Eric Clapton, the Warner Music Group, Sony/ATV Music Publishing, EMI Mills Music Inc., Rhino Entertainment, Viacom, Folkways Music Publishers, Hal Leonard LLC, and J.W. Pepper & Sons have each been named in a federal copyright suit in Nashville.
The suit, which was filed by Miles Floyd, the step-grandson of the late blues artist Armenter “Bo Carter” Chatmon, alleges that Clapton improperly credited “Corrine, Corrina” to Lead Belly on the 2013 re-release of his 1992 CD, Unplugged. Clapton’s version is listed as “Alberta,” one of several titles that “Corrine, Corrina” has been recorded under through the years.
Floyd seeks more than $5 million for royalties and for failing to give Carter his due credit, according to multiple sources.
“Corrine, Corrina,” which was reportedly licensed by Carter in 1929, has been covered numerous times by a vast array of artists, including Dean Martin, Steppenwolf, Jerry Lee Lewis, Bob Dylan, Big Joe Turner, Willie Nelson, Merle Haggard, Leo Kottke, Conor Oberst, Muddy Waters, and Bill Haley and His Comets, among others.
“I didn’t realize how important it was until I started looking at it the last couple of years,” Floyd told Nashville’s The Tennessean newspaper. “This song is a well-known song. I was really surprised.”

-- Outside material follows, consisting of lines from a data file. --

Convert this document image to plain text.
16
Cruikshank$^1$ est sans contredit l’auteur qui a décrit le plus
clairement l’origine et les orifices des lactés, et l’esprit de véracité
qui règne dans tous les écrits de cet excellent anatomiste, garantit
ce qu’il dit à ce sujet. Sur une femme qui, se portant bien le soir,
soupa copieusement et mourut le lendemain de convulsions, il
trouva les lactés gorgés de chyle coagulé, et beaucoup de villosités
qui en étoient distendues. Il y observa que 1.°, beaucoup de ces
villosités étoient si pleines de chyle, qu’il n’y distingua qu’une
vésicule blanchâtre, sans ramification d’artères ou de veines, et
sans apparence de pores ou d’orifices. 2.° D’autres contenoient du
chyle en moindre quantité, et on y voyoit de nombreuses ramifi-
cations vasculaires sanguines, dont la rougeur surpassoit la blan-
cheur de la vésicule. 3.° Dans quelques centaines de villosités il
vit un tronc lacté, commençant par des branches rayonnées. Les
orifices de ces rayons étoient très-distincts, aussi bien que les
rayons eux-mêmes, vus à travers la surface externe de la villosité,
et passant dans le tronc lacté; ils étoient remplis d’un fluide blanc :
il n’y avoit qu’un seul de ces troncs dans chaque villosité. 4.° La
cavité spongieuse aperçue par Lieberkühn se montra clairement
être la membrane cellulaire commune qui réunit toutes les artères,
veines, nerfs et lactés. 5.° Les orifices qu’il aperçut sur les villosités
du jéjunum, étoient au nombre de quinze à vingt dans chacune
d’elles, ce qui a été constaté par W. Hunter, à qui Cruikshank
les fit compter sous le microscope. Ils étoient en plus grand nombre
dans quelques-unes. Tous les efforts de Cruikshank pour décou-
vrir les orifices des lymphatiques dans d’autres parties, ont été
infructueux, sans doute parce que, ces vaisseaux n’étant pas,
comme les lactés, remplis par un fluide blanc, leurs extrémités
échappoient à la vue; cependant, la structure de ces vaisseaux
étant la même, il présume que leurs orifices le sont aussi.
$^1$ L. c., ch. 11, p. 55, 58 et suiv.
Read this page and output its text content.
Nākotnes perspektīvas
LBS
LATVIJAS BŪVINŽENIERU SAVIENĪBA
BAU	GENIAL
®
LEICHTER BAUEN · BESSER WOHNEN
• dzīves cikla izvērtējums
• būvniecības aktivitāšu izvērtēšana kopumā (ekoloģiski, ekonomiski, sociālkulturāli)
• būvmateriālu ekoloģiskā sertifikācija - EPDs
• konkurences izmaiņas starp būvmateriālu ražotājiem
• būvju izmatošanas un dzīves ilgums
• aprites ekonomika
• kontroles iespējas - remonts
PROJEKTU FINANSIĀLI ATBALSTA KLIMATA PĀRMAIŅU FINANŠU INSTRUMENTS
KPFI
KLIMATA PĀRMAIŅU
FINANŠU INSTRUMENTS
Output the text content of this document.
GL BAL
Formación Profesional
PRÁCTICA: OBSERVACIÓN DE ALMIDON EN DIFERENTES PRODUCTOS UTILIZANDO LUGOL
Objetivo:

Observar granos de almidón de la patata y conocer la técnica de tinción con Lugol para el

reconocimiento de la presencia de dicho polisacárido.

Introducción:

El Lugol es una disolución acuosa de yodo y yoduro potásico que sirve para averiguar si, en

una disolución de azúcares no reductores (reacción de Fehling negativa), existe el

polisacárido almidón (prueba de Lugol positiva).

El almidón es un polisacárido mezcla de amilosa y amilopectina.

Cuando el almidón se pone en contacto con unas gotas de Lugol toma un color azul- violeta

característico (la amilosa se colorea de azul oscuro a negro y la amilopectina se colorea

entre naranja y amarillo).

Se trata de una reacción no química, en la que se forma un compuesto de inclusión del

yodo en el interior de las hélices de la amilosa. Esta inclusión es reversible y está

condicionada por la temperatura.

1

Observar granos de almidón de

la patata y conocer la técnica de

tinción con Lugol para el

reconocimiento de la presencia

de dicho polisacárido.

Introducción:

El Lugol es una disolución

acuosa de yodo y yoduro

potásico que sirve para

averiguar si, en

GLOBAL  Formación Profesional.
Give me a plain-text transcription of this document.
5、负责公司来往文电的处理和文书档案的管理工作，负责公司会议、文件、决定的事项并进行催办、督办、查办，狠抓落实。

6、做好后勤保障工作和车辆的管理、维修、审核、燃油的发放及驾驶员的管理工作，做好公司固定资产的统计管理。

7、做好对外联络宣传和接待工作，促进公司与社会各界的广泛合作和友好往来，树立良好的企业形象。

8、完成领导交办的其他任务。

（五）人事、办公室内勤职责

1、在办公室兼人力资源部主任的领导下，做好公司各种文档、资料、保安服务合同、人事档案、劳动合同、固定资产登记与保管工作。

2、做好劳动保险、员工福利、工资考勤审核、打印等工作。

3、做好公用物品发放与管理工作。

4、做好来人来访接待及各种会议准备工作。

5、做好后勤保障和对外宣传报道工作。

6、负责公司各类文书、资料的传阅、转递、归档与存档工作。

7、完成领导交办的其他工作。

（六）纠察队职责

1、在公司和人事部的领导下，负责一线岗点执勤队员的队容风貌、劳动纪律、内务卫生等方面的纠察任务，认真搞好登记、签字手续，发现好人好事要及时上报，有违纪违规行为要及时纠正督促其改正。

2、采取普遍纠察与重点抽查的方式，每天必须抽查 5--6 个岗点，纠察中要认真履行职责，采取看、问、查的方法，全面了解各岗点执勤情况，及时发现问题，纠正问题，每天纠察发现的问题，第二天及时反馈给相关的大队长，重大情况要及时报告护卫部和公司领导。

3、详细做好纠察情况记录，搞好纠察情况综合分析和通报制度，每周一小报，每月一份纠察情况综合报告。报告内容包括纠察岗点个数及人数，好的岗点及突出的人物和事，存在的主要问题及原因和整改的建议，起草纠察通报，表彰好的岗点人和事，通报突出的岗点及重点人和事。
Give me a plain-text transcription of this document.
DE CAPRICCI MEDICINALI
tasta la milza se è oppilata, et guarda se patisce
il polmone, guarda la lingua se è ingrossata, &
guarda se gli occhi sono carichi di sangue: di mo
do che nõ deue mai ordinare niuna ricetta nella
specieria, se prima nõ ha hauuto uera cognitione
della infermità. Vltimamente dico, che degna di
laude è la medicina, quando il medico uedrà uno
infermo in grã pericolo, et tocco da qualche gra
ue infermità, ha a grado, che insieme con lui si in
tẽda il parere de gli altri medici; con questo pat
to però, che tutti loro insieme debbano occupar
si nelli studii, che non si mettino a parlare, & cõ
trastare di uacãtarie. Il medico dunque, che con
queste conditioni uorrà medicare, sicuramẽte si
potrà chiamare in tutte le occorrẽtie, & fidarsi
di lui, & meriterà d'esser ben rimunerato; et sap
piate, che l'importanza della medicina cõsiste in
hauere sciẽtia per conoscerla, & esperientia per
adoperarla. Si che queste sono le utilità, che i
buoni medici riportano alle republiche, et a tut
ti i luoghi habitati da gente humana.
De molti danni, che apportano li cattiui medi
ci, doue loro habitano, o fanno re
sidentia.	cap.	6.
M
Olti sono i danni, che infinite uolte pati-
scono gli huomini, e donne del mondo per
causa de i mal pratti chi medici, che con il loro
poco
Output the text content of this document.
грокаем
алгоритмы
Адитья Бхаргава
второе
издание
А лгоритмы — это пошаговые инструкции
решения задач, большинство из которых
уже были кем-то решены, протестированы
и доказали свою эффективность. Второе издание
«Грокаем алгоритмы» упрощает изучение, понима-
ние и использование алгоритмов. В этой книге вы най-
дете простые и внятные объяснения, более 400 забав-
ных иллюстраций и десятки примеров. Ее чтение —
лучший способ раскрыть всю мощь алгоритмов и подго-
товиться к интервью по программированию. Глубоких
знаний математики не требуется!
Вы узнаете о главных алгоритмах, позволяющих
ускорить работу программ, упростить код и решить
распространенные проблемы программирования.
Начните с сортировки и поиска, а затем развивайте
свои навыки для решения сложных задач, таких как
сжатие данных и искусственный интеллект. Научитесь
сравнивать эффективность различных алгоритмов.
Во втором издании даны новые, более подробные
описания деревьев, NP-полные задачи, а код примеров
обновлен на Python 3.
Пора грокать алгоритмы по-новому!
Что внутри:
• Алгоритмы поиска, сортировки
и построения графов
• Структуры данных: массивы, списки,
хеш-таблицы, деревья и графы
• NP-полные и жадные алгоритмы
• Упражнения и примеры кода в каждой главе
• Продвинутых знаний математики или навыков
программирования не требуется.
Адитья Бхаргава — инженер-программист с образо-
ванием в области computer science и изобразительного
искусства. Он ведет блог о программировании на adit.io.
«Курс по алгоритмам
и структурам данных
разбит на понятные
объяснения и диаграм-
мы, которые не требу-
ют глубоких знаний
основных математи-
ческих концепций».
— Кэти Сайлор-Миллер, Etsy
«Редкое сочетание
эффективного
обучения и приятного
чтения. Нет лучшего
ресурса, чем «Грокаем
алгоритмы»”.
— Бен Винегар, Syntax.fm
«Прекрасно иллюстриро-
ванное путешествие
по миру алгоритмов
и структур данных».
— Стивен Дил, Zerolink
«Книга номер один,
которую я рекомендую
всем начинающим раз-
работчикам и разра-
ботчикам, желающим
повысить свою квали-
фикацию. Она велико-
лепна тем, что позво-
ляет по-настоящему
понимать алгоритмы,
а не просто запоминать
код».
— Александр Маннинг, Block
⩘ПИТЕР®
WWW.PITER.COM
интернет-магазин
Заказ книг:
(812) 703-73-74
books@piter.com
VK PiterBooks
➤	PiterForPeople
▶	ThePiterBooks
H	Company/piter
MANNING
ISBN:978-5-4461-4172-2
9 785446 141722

“This is a situation where you have the estate, the rightful owners of Bo’s intellectual property, just trying to get what’s rightfully theirs and get credit where credit is due,” Floyd attorney Barry Shrum said in the Tennessean article. “Bo created this song and started, in essence, a genre in music and influenced many performers in the future, and he deserves that credit.”